AT&T (T) is one of the most recognizable wireless phone providers in the US. The telecom and media conglomerate can be seen as a safe haven when stock markets become volatile and provide a solid defensive game. AT&T also maintains a high annualized dividend yield of 6.6% in a relatively low interest rate environment. Should Investors Consider Buying AT&T Shares?
Currently, the stock market is in a correction, meaning it’s not an optimal time to buy stocks, but it’s still very important to identify top candidates for your watchlist. Investors should look for leading stocks in leading industry groups that outperform the market for when the market returns to a confirmed uptrend.
AT&T technical analysis
AT&T stocks also had a rough second half of 2021. Stocks tried to break from a flat base earlier this year with a buy point of 31.99. But the breakout failed in late May as the heavy volume stock fell below the 50-day mark. AT&T shares also fell further below their 200-day moving average.
Second quarter earnings were released due to a very negative response from investors, which drove down large volume. The company reported on July 21 that shares fell nearly 8% on the day. The recent earnings report also placed stocks below their 50- and 200-day lines, which is a major negative. Ideally, investors want to look for stocks that are above the support on their moving averages.
The stock will need to do some repair work after this sell-off and ideally rebuild a new base and buy point before it becomes usable. This would give the stock a point to break out. The stock’s relative strength has also fallen sharply during its recent decline on July 21.
AT&T stock maintains a less-than-ideal Relative Strength Rating of 38, which is below the minimum of 80 for portfolio candidates. The RS line measures a stock’s performance against the S&P 500. Ideally, an RS line should be at or near a new high when a stock breaks out.
AT&T Stock: WarnerMedia, Discovery Merger
In May 2021, AT&T agreed to merge its WarnerMedia business with Discovery (DISC). The wireless service provider planned to merge its WarnerMedia business with Discovery in a deal that could close sometime in the second quarter.
The WarnerMedia division and Discovery merge to form Warner Bros. Discovery, which will trade as WBD shares. Warner Bros. Discovery is expected to begin trading early in the second quarter. AT&T shareholders will own 71% of the new company and Discovery shareholders will own 29%.
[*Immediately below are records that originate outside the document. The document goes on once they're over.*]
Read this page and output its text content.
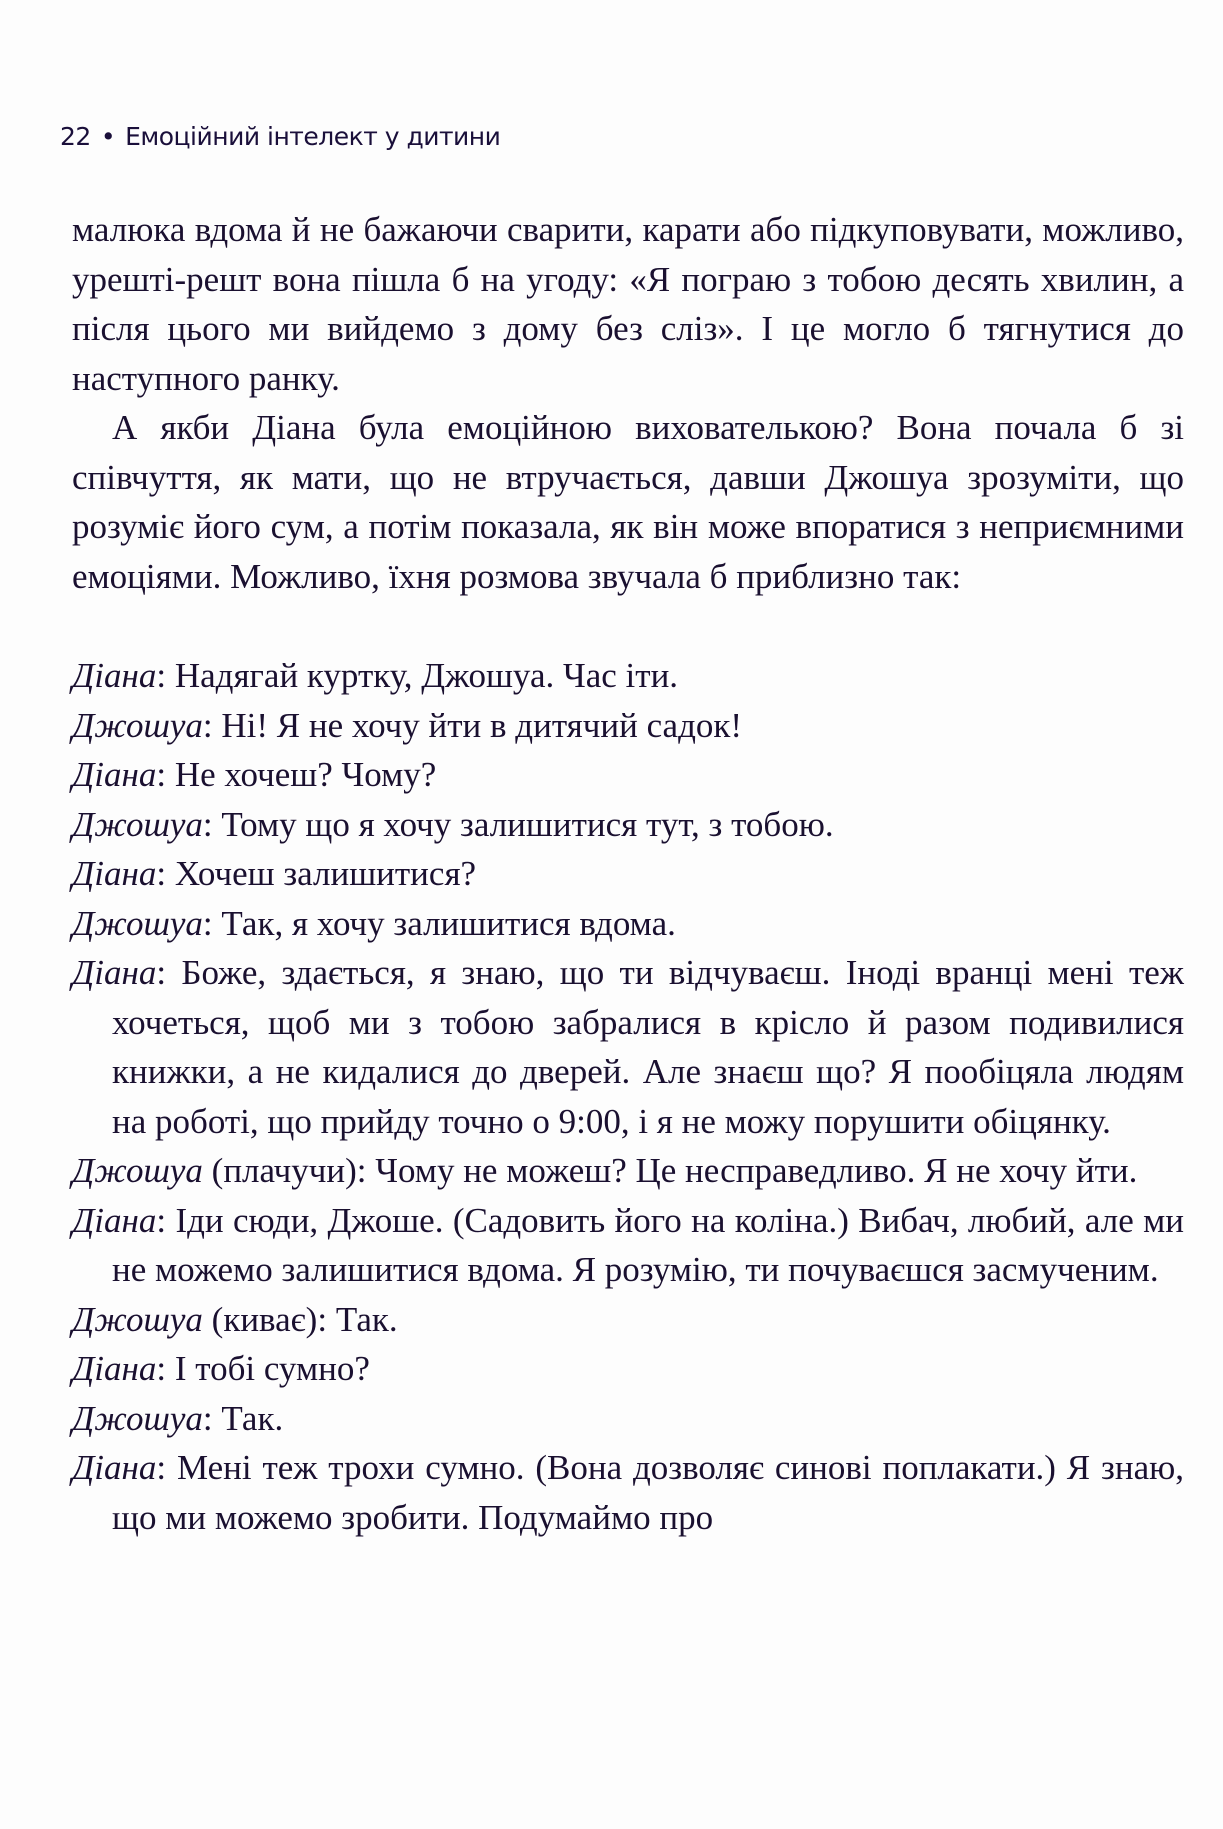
22 • Емоційний інтелект у дитини

малюка вдома й не бажаючи сварити, карати або підкуповувати, можливо, урешті-решт вона пішла б на угоду: «Я пограю з тобою десять хвилин, а після цього ми вийдемо з дому без сліз». І це могло б тягнутися до наступного ранку.

А якби Діана була емоційною вихователькою? Вона почала б зі співчуття, як мати, що не втручається, давши Джошуа зрозуміти, що розуміє його сум, а потім показала, як він може впоратися з неприємними емоціями. Можливо, їхня розмова звучала б приблизно так:

Діана: Надягай куртку, Джошуа. Час іти.

Джошуа: Ні! Я не хочу йти в дитячий садок!

Діана: Не хочеш? Чому?

Джошуа: Тому що я хочу залишитися тут, з тобою.

Діана: Хочеш залишитися?

Джошуа: Так, я хочу залишитися вдома.

Діана: Боже, здається, я знаю, що ти відчуваєш. Іноді вранці мені теж хочеться, щоб ми з тобою забралися в крісло й разом подивилися книжки, а не кидалися до дверей. Але знаєш що? Я пообіцяла людям на роботі, що прийду точно о 9:00, і я не можу порушити обіцянку.

Джошуа (плачучи): Чому не можеш? Це несправедливо. Я не хочу йти.

Діана: Іди сюди, Джоше. (Садовить його на коліна.) Вибач, любий, але ми не можемо залишитися вдома. Я розумію, ти почуваєшся засмученим.

Джошуа (киває): Так.

Діана: І тобі сумно?

Джошуа: Так.

Діана: Мені теж трохи сумно. (Вона дозволяє синові поплакати.) Я знаю, що ми можемо зробити. Подумаймо про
The new company will include streaming video services HBO Max, Discovery+ and CNN+ and will compete with Walt Disney (DIS), Netflix (NFLX) and others. But it will also have a large number of old pay TV channels and production studios. Included are brands like HBO, Warner Bros., Discovery, DC Comics, CNN, Cartoon Network, HGTV, Food Network, TNT, TBS, Eurosport, Magnolia, TLC and Animal Planet.
AT&T was expected to report second-quarter revenue of $29.45 billion, but exceed opinions, with revenue of $29.64 billion. Sales were still down 17% year-on-year. Meanwhile, the company also exceeded expectations with earnings per share of 65 cents per share. But this was also an 11% year-over-year decline, which isn’t ideal.
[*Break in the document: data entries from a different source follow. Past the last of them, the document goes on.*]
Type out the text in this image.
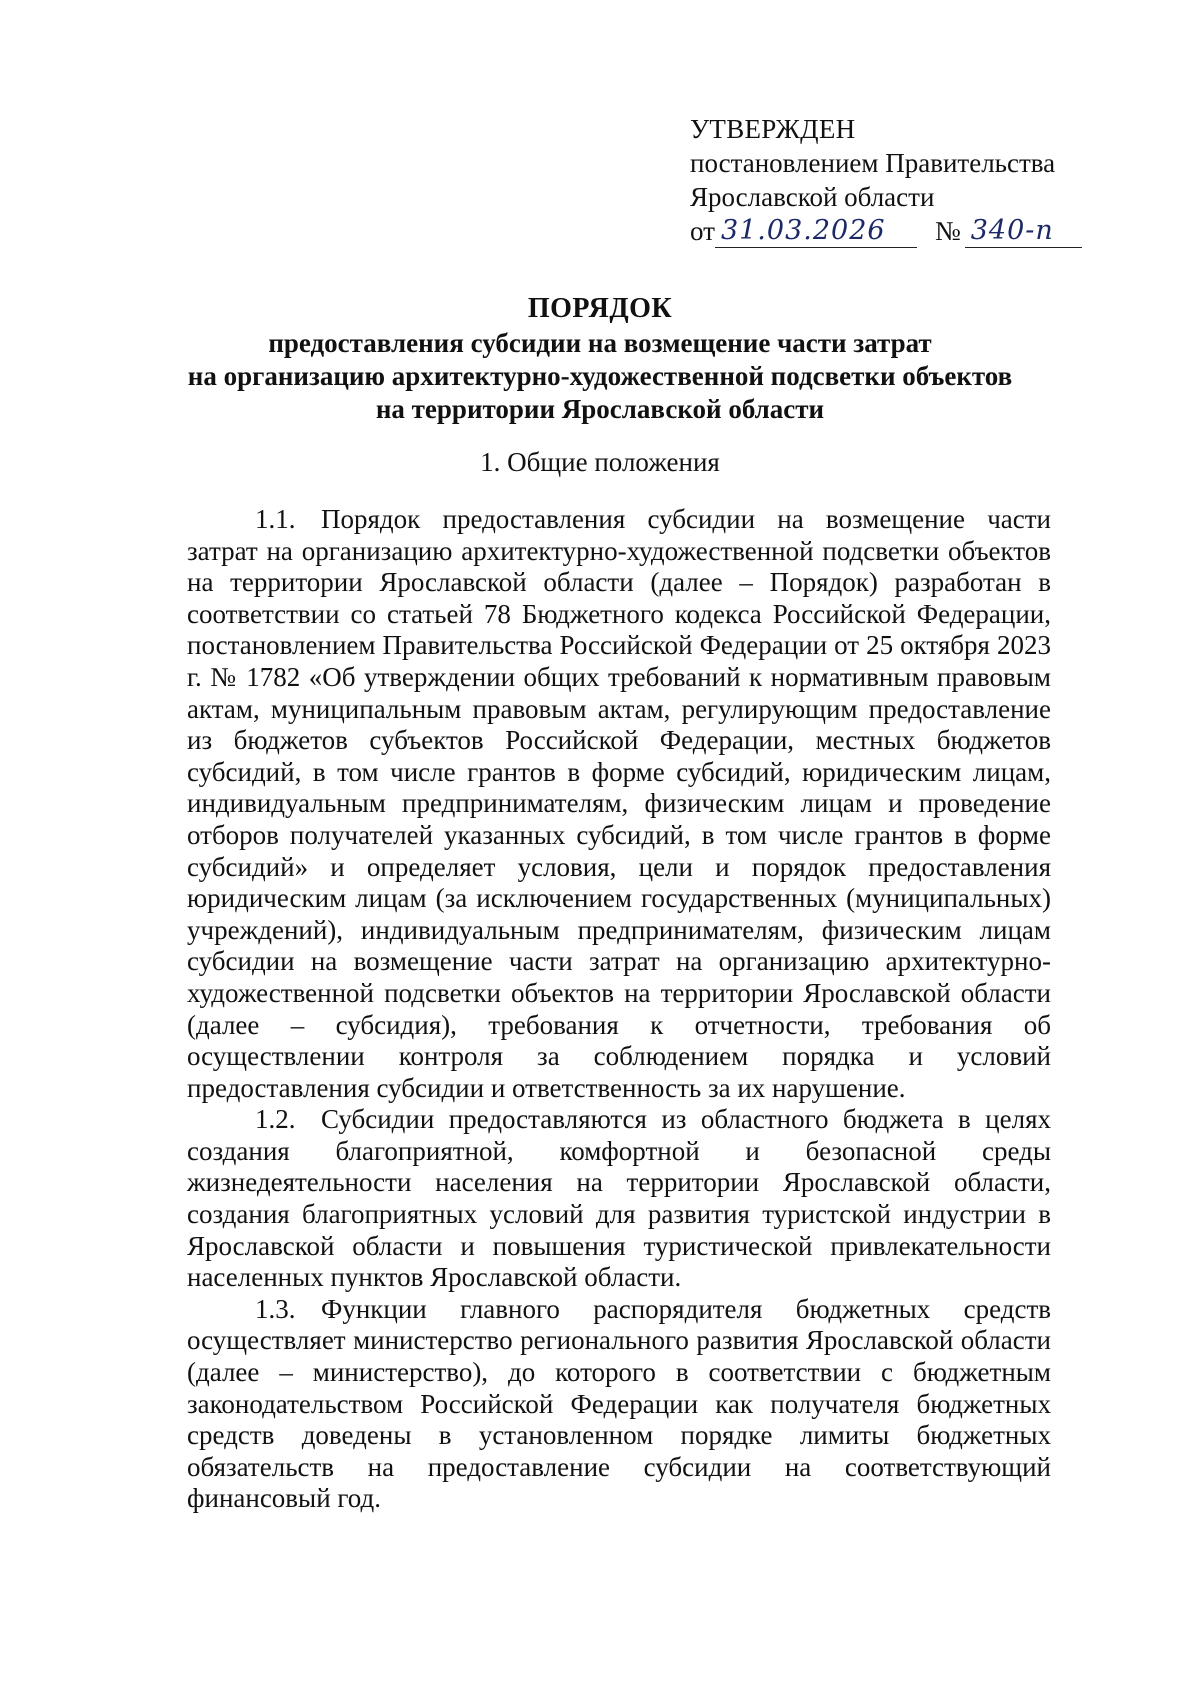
УТВЕРЖДЕН
постановлением Правительства
Ярославской области
от 31.03.2026	№ 340-п
ПОРЯДОК
предоставления субсидии на возмещение части затрат
на организацию архитектурно-художественной подсветки объектов
на территории Ярославской области
1. Общие положения

1.1. Порядок предоставления субсидии на возмещение части затрат на организацию архитектурно-художественной подсветки объектов на территории Ярославской области (далее – Порядок) разработан в соответствии со статьей 78 Бюджетного кодекса Российской Федерации, постановлением Правительства Российской Федерации от 25 октября 2023 г. № 1782 «Об утверждении общих требований к нормативным правовым актам, муниципальным правовым актам, регулирующим предоставление из бюджетов субъектов Российской Федерации, местных бюджетов субсидий, в том числе грантов в форме субсидий, юридическим лицам, индивидуальным предпринимателям, физическим лицам и проведение отборов получателей указанных субсидий, в том числе грантов в форме субсидий» и определяет условия, цели и порядок предоставления юридическим лицам (за исключением государственных (муниципальных) учреждений), индивидуальным предпринимателям, физическим лицам субсидии на возмещение части затрат на организацию архитектурно-художественной подсветки объектов на территории Ярославской области (далее – субсидия), требования к отчетности, требования об осуществлении контроля за соблюдением порядка и условий предоставления субсидии и ответственность за их нарушение.

1.2. Субсидии предоставляются из областного бюджета в целях создания благоприятной, комфортной и безопасной среды жизнедеятельности населения на территории Ярославской области, создания благоприятных условий для развития туристской индустрии в Ярославской области и повышения туристической привлекательности населенных пунктов Ярославской области.

1.3. Функции главного распорядителя бюджетных средств осуществляет министерство регионального развития Ярославской области (далее – министерство), до которого в соответствии с бюджетным законодательством Российской Федерации как получателя бюджетных средств доведены в установленном порядке лимиты бюджетных обязательств на предоставление субсидии на соответствующий финансовый год.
In addition, AT&T cut its annual dividend by 46% to $1.11 per share because of the WarnerMedia spin-off. Still, AT&T offers a 6% dividend yield, which is quite strong in today’s market.
“Management has not committed to any dividend-specific actions going forward, specifically deferring to the board of directors on future dividend growth, which we believe is the most critical aspect,” Raymond James analyst Frank Louthan said in a report. “We continue to hope for a symbolic dividend increase, where buybacks are also a possibility. We expect more clarity about this before the end of the year.”
The main reason AT&T’s second-quarter earnings drove its stock down was that the company lowered its full-year free cash flow guidance. AT&T lowered its full-year free cash flow guidance to a margin of $14 billion, from a margin of $16 billion.
Free cash flow generated from continuing operations in the second quarter was $1.4 billion amid higher capital expenditures, the company said. That missed consensus estimates of $4.62 billion worth of FCF.
Finally, AT&T said it added 813,000 postpaid wireless phone customers, compared with estimates for a gain of 562,000. AT&T’s wireless service revenues grew 5.2% to $19.9 billion, compared to estimates of $19.7 billion.
Is AT&T Stock a sale?
AT&T should not be bought at this point as the stock has passed just below the key moving averages and some repair work is needed before a new buy point is available. Investors also want to prioritize stocks that have seen at least 25% growth in earnings and revenue in recent quarters. T-shares are currently well below that level.
Despite its 6.6% dividend yield, AT&T stocks are not something to add to your portfolio right now. Investors will have to wait for the stock fundamentals to improve. Investors can view IBD stock lists and other IBD content to find the best stocks to buy or watch.